In this debut, Tagnati chooses the tonic of cartoons or sketches, which function independently of any totalizing argument, since in this proposal the figure of the great actor,  Corsica, the island that shelters summer inhabitants, prevails. In view of this, actions of all kinds take place, from conversations between friends in bars or breakfasts, intimate encounters via webcam, dances in discotheques, appointments at the door of the church, soccer training or hunting preparations.

In I Comete – A Corsican Summer, panoramic or general shots prevail, to show the interactions between actors and actresses (many of them with their backs to the camera), even if to perceive the participation on stage of the real inhabitants of the island, who go on and off frame. Thus, Tagnati achieves a hybrid component between documentary and fiction, where his actors seem to improvise some scenes while waiting for a fortuitous element. It is an enjoyable film; however, the series of vignettes at some point in the footage become endless, achieving a whimsical dimension.
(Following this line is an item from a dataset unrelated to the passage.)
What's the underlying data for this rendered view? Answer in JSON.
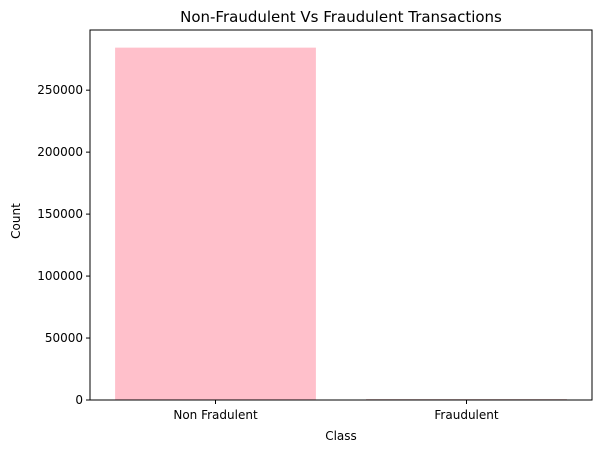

Agate Mousse, by the Lebanese director Selim Mourad, is sketched as a film diary and a thesis on the deterioration of the body. That filmmakers address their own deterioration in the face of a disease is not new, perhaps we could mention works like E Agora? Lembra-Me by Joaquim Pinto or Everything began with the end by Luis Ospina. However, as some kind of statement, here you never see this physical, performative, visceral aspect and you opt for a somewhat accomplished range of formal resources to express the irremediability in a situation like this.

Mourad, who had already worked on personal and intimate aspects in two previous short films, develops various layers, starting from various scenes that make up a diptych (with the arrival of another character that functions as a counterpart) that is merging. The same filmmaker appears in a plastic surgery office where a tumor is discovered in a testicle: this situation triggers a supposed tour de force, between the absurd, the emotional and the self-referential.

Agate Mousse’s problem is its urgency to place in the almost seventy minutes of duration a parade of tools and resources, from anamorphic lenses, use of iris shot, a transition from Arabic to French, the inclusion of meta-textual scenes from shootings, photographs, as a sort of too heterogeneous collage that does not match, in the end, with the purpose of the film.

The coup de grace of this day came with the Indian Pebbles, by the filmmaker Vinothraj P.S., who tells a family story based on some topics of a (realistic) tradition of cinema set in the rural areas of her country. A violent father, accompanied by his eight-year-old son, goes in search of his wife who has gone to live in a nearby village to escape the mistreatment experienced. The macho and blinding fury of the father merges with the drought and high temperatures in the southern part of the country, and alternates with small parallel stories that expose, the exclusion and second-class citizenship of women.

In the world that Vinothraj P.S. devises, women eat rats that are cooked on campfires in the middle of the desert, collecting water in deep and semi-dry wells, and, above all, escaping from husbands who threaten to kill them. And from the opening minutes, with the scenes of the overcrowded school, of the streets full of old women condemned to enslaving housework, and small impoverished houses, the filmmaker makes it clear that there is an intention to exploit poverty in a pornographic and exotified logic.

In Pebbles, the need to denounce appears, to make it clear that the daily experience of women is torment, due to the foundations of an ultra-patriarchal society. However, showing them as absolute victims, in a hostile, humiliating and impoverished context, turns into a look under a magnifying glass of a gaze that objectifies them, for the purposes of drama and festival yearning.